A full-term neonate was noted to be cyanotic and rapidly developed severe respiratory distress requiring endotracheal intubation. A chest radiograph (Fig. 31.1a) showed a diffuse pulmonary edema pattern, but a normal sized cardiac silhouette. Echocardiography demonstrated a large atrial septal defect (ASD) and absence of pulmonary veins entering the left atrium; however, it could not identify the drainage pattern of the pulmonary veins. CT angiography of the chest on the same day showed all pulmonary veins converging into a confluence posterior to the left atrium and draining below the diaphragm (Fig. 31.1b, c), consistent with infracardiac total anomalous pulmonary venous return (TAPVR) with obstruction.

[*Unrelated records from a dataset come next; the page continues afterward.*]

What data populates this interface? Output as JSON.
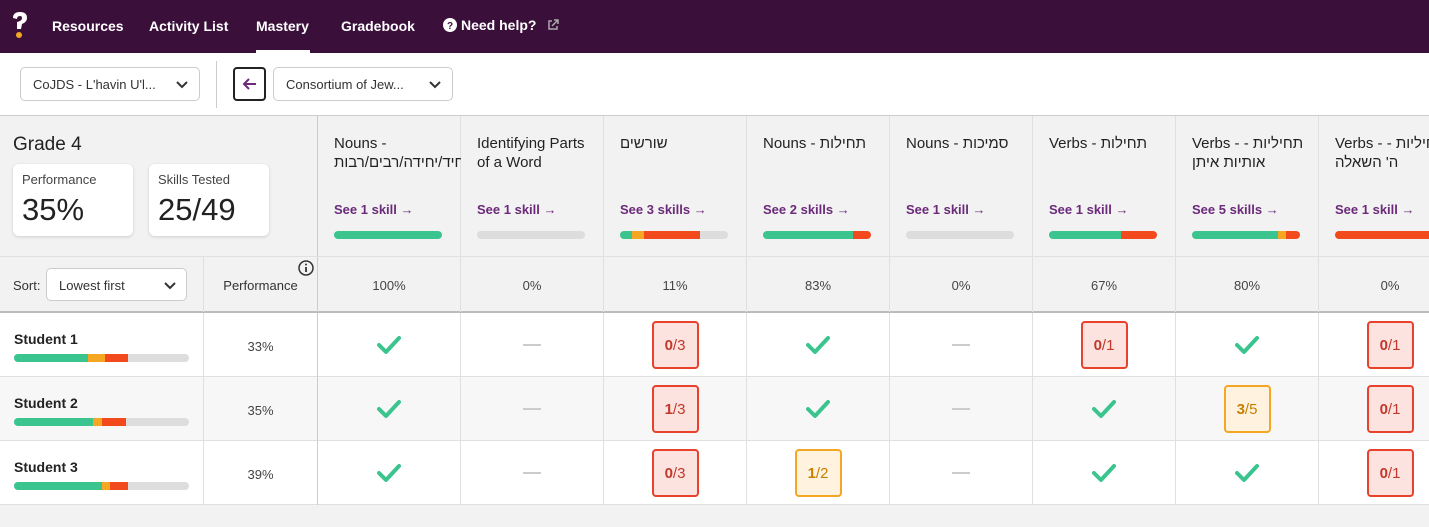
{
  "nav": {
    "items": [
      "Resources",
      "Activity List",
      "Mastery",
      "Gradebook"
    ],
    "active": "Mastery",
    "help": "Need help?"
  },
  "toolbar": {
    "class_select": "CoJDS - L'havin U'l...",
    "curriculum_select": "Consortium of Jew..."
  },
  "summary": {
    "grade": "Grade 4",
    "performance_label": "Performance",
    "performance_value": "35%",
    "skills_label": "Skills Tested",
    "skills_value": "25/49"
  },
  "sort": {
    "label": "Sort:",
    "value": "Lowest first",
    "performance_header": "Performance"
  },
  "colors": {
    "green": "#3cc48e",
    "orange": "#f5a623",
    "red": "#f24a1d",
    "gray": "#dddddd",
    "topbar": "#3a0f3a",
    "link": "#6b2a7a"
  },
  "columns": [
    {
      "title": "Nouns - יחיד/יחידה/רבים/רבות",
      "link": "See 1 skill →",
      "percent": "100%",
      "bar": [
        1,
        0,
        0
      ]
    },
    {
      "title": "Identifying Parts of a Word",
      "link": "See 1 skill →",
      "percent": "0%",
      "bar": [
        0,
        0,
        0
      ]
    },
    {
      "title": "שורשים",
      "link": "See 3 skills →",
      "percent": "11%",
      "bar": [
        0.11,
        0.11,
        0.52
      ]
    },
    {
      "title": "Nouns - תחילות",
      "link": "See 2 skills →",
      "percent": "83%",
      "bar": [
        0.83,
        0,
        0.17
      ]
    },
    {
      "title": "Nouns - סמיכות",
      "link": "See 1 skill →",
      "percent": "0%",
      "bar": [
        0,
        0,
        0
      ]
    },
    {
      "title": "Verbs - תחילות",
      "link": "See 1 skill →",
      "percent": "67%",
      "bar": [
        0.67,
        0,
        0.33
      ]
    },
    {
      "title": "Verbs - תחיליות - אותיות איתן",
      "link": "See 5 skills →",
      "percent": "80%",
      "bar": [
        0.8,
        0.07,
        0.13
      ]
    },
    {
      "title": "Verbs - תחיליות - ה' השאלה",
      "link": "See 1 skill →",
      "percent": "0%",
      "bar": [
        0,
        0,
        1
      ]
    }
  ],
  "students": [
    {
      "name": "Student 1",
      "performance": "33%",
      "bar": [
        0.42,
        0.1,
        0.13
      ],
      "cells": [
        {
          "type": "check"
        },
        {
          "type": "dash"
        },
        {
          "type": "score",
          "num": "0",
          "den": "/3",
          "color": "red"
        },
        {
          "type": "check"
        },
        {
          "type": "dash"
        },
        {
          "type": "score",
          "num": "0",
          "den": "/1",
          "color": "red"
        },
        {
          "type": "check"
        },
        {
          "type": "score",
          "num": "0",
          "den": "/1",
          "color": "red"
        }
      ]
    },
    {
      "name": "Student 2",
      "performance": "35%",
      "bar": [
        0.45,
        0.05,
        0.14
      ],
      "cells": [
        {
          "type": "check"
        },
        {
          "type": "dash"
        },
        {
          "type": "score",
          "num": "1",
          "den": "/3",
          "color": "red"
        },
        {
          "type": "check"
        },
        {
          "type": "dash"
        },
        {
          "type": "check"
        },
        {
          "type": "score",
          "num": "3",
          "den": "/5",
          "color": "orange"
        },
        {
          "type": "score",
          "num": "0",
          "den": "/1",
          "color": "red"
        }
      ]
    },
    {
      "name": "Student 3",
      "performance": "39%",
      "bar": [
        0.5,
        0.05,
        0.1
      ],
      "cells": [
        {
          "type": "check"
        },
        {
          "type": "dash"
        },
        {
          "type": "score",
          "num": "0",
          "den": "/3",
          "color": "red"
        },
        {
          "type": "score",
          "num": "1",
          "den": "/2",
          "color": "orange"
        },
        {
          "type": "dash"
        },
        {
          "type": "check"
        },
        {
          "type": "check"
        },
        {
          "type": "score",
          "num": "0",
          "den": "/1",
          "color": "red"
        }
      ]
    }
  ]
}
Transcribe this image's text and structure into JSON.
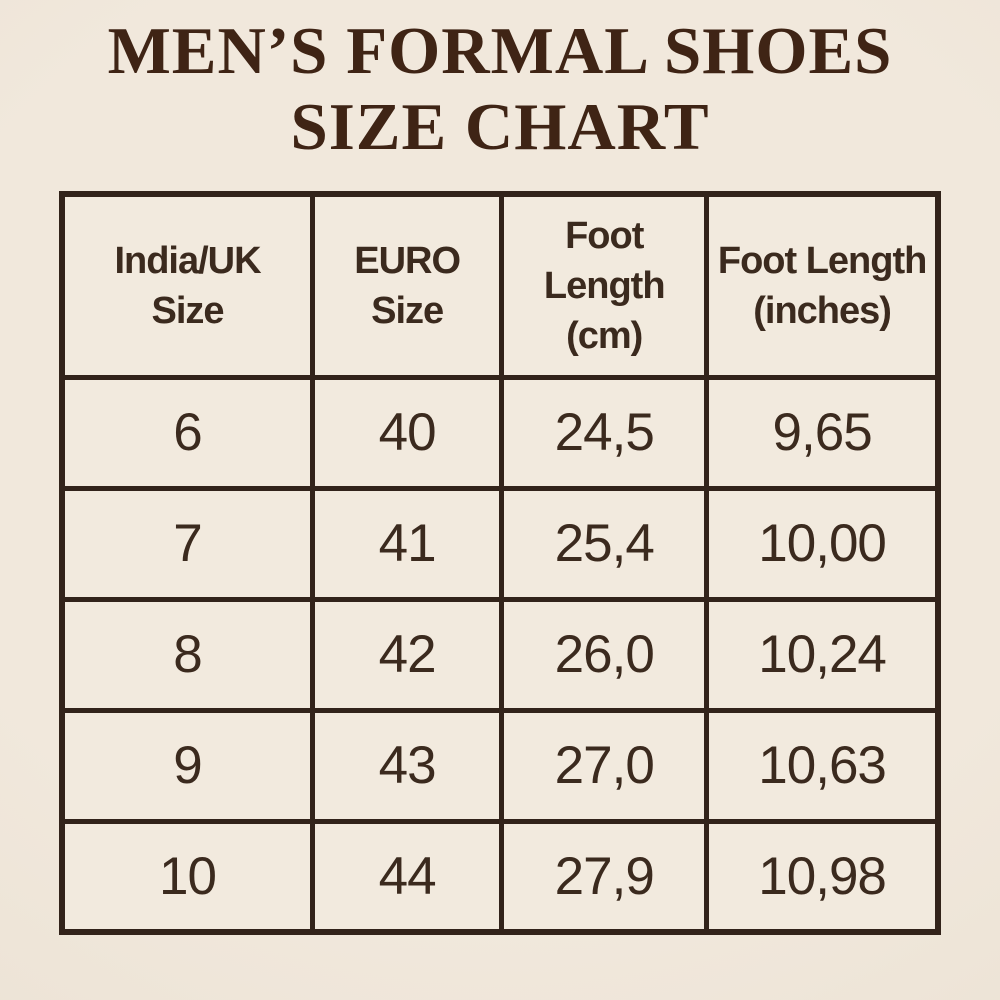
{
  "header": {
    "title_line1": "MEN’S FORMAL SHOES",
    "title_line2": "SIZE CHART"
  },
  "colors": {
    "page_background": "#EDE4D8",
    "cell_background": "#F2EADE",
    "table_border": "#32231A",
    "text": "#3B2A1E",
    "title_text": "#3F2415"
  },
  "chart_data": {
    "type": "table",
    "title": "MEN’S FORMAL SHOES SIZE CHART",
    "columns": [
      "India/UK Size",
      "EURO Size",
      "Foot Length (cm)",
      "Foot Length (inches)"
    ],
    "column_lines": [
      [
        "India/UK",
        "Size"
      ],
      [
        "EURO",
        "Size"
      ],
      [
        "Foot",
        "Length (cm)"
      ],
      [
        "Foot Length",
        "(inches)"
      ]
    ],
    "rows": [
      [
        "6",
        "40",
        "24,5",
        "9,65"
      ],
      [
        "7",
        "41",
        "25,4",
        "10,00"
      ],
      [
        "8",
        "42",
        "26,0",
        "10,24"
      ],
      [
        "9",
        "43",
        "27,0",
        "10,63"
      ],
      [
        "10",
        "44",
        "27,9",
        "10,98"
      ]
    ]
  }
}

Prenatal ultrasound examinations had been reported as within normal limits.

Importance

TAPVR or total anomalous pulmonary venous connection is a rare congenital cardiovascular malformation (2–3% of all congenital cardiovascular anomalies) in which all four pulmonary veins drain into systemic veins or the right atrium with or without pulmonary venous obstruction. More severe obstruction tends to correlate with both earlier clinical presentation and increased severity of symptoms. TAPVR is classified based on the location of pulmonary venous drainage. In all types, the pulmonary veins tend to form a primary confluence, usually behind the left atrium, which then drains ultimately to a systemic vein and the right atrium. Approximately one-third of TAPVR patients have other complex cardiovascular anomalies including asplenia and pulmonary atresia (Fig. 31.2). All types of TAPVR have shunting through the lungs back to the right side of the heart, and require a right to left shunt for survival. An ASD and/or patent foramen ovale (PFO) are essential to allow for the return of blood to the systemic side.